7 thoughts on “The Voucher Expansion is Not About Our Kids!”

  1. linda your vote as well as mine are not enough. the white working class even white women vote republican. we must reach them (so far we have not) or the latino vote will have to do the job as they recently did to arpaio. you must be ready to explain why vouchers are bad idea for white working class not just teachers unions. it must be simple and direct so anyone can understand. kavenaugh says why are you against choice and you better have an answer that appeals to white working class.

  2. Why do you oppose parental choice, a better student fit, state general fund savings (according to our nonpartisan budget staff,) district savings when underfinded special ed students leave for private schools and some evidence of improved performance for students who use vouchers?

    • We were up to our neck in school “choice ” already. It’s laughable that somehow district special Ed students will leave for private schools. Charters and privates will do their best to discourage special Ed students with the idea, “we just don’t have the ability to serve your child”, a much more likely refrain, leaving the high cost with district schools. And who said the State taxpayers are required to fund everyone’s choice, when the State Constitution prohibits state tax funds for private religious instruction. Oh, we’ll be just like drug dealers, we’ll launder the money, we won’t call them vouchers. Voila! Clean money, but still state money for religious schools. And don’t forgot, hopefully with your court packing scheme, John, the one party dictatorship innoculated this mess. Betsy DeVos’s dark money investments have paid off well. All these schemes resemble Putin’s methods. A truly tragic day in Arizona.

    • Even if we take these rosy best-case-scenario arguments as true, it will still be the case that, among other things:

      1) Large swaths of taxpayer dollars currently funding district schools will be funneled to support inframarginal families – parents who were already going to choose private schools, meaning that there is no tangible benefit for the state from these dollars, and a loss of funding that is now being diverted from district schools to the private sector.

      2) The people who will be on the margin are very largely white, upper-middle class families who can bridge the gap between the average cost of tuition at private schools and what the vouchers will cover. Arizona ranks near the bottom in per-pupil funding, and only a portion of that funding actually comes from the state (as opposed to local or district taxes).

      3) It will also hurt rural voters, who are unlikely to have additional choices because there are no private or charter institutions currently operating in entire Arizona counties.

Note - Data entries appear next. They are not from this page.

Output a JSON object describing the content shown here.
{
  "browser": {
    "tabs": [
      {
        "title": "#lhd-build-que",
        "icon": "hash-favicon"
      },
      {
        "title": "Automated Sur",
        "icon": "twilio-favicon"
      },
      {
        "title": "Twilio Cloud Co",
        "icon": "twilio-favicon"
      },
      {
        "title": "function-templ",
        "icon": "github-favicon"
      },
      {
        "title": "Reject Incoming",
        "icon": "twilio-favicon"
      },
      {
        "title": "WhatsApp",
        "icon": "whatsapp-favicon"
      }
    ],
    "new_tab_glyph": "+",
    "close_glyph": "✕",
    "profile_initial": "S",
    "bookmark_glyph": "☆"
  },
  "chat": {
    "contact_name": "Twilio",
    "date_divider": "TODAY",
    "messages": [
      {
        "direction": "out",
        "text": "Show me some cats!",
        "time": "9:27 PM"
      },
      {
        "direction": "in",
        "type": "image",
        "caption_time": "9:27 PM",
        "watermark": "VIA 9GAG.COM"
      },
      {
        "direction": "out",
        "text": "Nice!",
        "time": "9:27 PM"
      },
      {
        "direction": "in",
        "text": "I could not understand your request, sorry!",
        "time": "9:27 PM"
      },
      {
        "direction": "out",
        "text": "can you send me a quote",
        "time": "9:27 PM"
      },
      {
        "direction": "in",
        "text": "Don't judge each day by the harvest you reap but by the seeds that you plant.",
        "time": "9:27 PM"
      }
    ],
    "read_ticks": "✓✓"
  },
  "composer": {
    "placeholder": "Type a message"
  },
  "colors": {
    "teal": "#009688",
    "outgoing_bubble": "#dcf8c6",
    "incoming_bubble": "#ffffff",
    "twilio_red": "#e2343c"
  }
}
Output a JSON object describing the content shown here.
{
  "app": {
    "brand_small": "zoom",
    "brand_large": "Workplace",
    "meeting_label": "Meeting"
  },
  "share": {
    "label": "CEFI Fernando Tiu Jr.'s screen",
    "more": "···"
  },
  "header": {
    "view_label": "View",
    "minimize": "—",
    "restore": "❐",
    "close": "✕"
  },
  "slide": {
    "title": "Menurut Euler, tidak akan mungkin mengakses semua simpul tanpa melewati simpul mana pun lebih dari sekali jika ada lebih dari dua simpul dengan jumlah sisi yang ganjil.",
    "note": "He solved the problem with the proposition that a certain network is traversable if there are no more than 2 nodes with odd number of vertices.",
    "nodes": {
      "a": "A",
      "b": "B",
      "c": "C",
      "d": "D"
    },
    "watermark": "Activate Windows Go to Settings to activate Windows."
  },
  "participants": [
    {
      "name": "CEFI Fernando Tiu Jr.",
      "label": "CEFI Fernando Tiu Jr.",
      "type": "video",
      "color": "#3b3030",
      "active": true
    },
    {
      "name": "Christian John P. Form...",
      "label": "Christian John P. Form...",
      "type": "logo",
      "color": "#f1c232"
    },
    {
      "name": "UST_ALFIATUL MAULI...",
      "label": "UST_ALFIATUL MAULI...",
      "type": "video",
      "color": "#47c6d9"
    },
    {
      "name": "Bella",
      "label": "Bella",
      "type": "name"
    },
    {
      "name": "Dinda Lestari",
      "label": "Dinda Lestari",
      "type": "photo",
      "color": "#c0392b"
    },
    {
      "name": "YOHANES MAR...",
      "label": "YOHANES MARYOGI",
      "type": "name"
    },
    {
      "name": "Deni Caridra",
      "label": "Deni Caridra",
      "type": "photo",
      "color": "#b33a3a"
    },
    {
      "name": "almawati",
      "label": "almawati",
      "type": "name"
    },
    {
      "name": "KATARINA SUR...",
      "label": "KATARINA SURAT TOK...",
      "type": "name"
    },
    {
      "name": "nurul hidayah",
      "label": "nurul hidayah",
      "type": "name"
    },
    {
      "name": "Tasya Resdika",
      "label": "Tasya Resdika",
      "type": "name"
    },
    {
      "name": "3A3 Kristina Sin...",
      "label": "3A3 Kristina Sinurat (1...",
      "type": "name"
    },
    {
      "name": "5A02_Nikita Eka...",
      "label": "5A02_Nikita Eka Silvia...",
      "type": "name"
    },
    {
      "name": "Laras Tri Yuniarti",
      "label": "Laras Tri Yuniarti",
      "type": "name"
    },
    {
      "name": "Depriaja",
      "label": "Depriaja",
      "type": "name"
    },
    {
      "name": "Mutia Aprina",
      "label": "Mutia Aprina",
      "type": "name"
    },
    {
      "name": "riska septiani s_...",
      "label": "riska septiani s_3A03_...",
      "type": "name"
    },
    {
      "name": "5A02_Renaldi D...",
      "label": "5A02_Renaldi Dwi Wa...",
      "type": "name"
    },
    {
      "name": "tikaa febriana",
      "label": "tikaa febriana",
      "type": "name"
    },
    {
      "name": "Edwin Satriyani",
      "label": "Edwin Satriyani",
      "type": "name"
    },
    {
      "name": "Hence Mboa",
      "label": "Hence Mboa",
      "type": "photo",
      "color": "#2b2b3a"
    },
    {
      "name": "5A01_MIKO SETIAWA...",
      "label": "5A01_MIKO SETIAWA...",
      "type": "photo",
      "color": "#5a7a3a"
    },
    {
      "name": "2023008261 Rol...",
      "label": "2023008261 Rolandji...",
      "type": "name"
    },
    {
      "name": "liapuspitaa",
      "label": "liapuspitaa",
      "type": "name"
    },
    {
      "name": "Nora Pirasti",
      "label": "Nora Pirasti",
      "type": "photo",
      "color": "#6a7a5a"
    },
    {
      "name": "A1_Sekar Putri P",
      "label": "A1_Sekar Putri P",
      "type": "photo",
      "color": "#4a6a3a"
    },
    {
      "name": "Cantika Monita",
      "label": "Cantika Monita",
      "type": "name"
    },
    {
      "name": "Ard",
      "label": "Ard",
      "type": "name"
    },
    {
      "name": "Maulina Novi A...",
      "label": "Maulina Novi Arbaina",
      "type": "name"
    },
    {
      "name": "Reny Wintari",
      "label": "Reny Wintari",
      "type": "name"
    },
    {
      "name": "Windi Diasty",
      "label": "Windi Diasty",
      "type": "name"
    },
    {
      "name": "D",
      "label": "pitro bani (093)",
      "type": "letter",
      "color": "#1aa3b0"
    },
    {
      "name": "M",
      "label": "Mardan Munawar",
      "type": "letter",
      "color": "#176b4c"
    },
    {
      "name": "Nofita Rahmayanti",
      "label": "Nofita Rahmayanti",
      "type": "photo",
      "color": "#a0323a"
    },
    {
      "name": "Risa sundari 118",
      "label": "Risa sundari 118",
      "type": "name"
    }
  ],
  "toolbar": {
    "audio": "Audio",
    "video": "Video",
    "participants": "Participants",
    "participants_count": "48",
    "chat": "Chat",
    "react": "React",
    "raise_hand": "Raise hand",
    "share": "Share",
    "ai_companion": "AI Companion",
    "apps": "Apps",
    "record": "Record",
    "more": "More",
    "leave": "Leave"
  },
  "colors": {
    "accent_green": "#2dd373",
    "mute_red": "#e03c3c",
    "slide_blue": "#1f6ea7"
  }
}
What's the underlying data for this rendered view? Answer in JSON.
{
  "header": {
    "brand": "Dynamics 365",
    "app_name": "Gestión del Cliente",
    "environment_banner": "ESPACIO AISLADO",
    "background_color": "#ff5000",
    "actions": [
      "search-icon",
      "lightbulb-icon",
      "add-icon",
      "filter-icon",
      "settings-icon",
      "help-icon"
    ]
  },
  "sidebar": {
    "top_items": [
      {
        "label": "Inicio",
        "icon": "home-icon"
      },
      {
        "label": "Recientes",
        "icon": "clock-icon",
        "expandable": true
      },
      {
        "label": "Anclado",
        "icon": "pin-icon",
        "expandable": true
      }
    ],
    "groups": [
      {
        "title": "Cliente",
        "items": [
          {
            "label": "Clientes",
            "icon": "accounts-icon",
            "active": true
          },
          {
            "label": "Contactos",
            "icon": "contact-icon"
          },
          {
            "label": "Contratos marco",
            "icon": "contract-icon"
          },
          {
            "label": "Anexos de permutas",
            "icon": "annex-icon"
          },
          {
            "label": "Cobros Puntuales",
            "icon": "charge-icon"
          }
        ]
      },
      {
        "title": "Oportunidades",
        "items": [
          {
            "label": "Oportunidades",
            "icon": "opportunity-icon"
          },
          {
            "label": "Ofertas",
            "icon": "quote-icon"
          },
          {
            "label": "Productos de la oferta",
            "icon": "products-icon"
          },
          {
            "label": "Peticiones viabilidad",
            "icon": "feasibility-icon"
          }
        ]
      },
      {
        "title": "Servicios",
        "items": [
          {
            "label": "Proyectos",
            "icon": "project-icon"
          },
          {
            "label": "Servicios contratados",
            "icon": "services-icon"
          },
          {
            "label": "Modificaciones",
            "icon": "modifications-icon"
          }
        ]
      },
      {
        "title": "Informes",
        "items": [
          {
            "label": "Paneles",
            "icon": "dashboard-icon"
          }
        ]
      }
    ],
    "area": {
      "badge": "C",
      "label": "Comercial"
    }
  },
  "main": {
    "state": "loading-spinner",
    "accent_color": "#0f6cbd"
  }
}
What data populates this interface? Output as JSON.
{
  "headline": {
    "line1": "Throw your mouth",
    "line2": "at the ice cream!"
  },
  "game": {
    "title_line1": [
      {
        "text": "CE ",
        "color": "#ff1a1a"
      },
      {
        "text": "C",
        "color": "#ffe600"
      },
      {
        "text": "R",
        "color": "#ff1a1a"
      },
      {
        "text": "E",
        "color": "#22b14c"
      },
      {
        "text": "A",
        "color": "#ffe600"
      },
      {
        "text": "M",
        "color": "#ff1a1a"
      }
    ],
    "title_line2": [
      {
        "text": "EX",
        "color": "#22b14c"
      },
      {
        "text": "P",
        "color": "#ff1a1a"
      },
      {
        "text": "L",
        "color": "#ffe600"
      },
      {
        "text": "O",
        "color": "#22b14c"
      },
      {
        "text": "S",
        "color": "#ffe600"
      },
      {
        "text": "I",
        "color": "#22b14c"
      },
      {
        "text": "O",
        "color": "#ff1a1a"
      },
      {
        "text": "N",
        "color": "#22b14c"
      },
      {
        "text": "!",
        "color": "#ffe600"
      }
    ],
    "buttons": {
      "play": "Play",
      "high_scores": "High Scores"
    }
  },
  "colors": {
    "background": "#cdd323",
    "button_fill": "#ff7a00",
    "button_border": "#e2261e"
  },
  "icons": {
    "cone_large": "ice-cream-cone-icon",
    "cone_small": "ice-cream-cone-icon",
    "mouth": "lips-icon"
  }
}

      4) In previous such expansions, school choice has really meant less ‘parental choice’ and more ‘school’s choice’. How many students are denied access to private schools based on religious preference, sexual orientation (of the student or parent), disability status, lower intellectual ability (either genetic, or the result of a lack of resources in the household)? What private (for-profit) institution is going to voluntarily admit a student who will be a net loss to the institution?

      I feel that if the goal is to encourage more equity and better outcomes, perhaps a better choice of policy instrument is to forbid the use of local property taxes for funding school districts, to prevent geographic segregation into the better-performing (richer, better-funded) districts, and work to make the educational funding formulae more equitable across districts.

      But that wouldn’t make money for the for-profits, and would mean less money being kicked back to the politicians’ campaign coffers (and their personal pocketbooks, in some cases). But that just wouldn’t be the American way, now would it?

    • ADI (a conservative-leaning outlet) reports that the Joint Legislative Budget Committee’s study of the ESA expansion would markedly *increase* state general fund outlays considerably:

      “According to that report, ‘the bill would increase state General Fund costs by $2.1 million in FY 2018, $5.8 million in FY 2019, $12.9 million in FY 2020, and $24.5 million when all prior public school students are eligible in FY 2021.'”

      So, which is it, Kavanagh? Or are you just talking out of your rear again?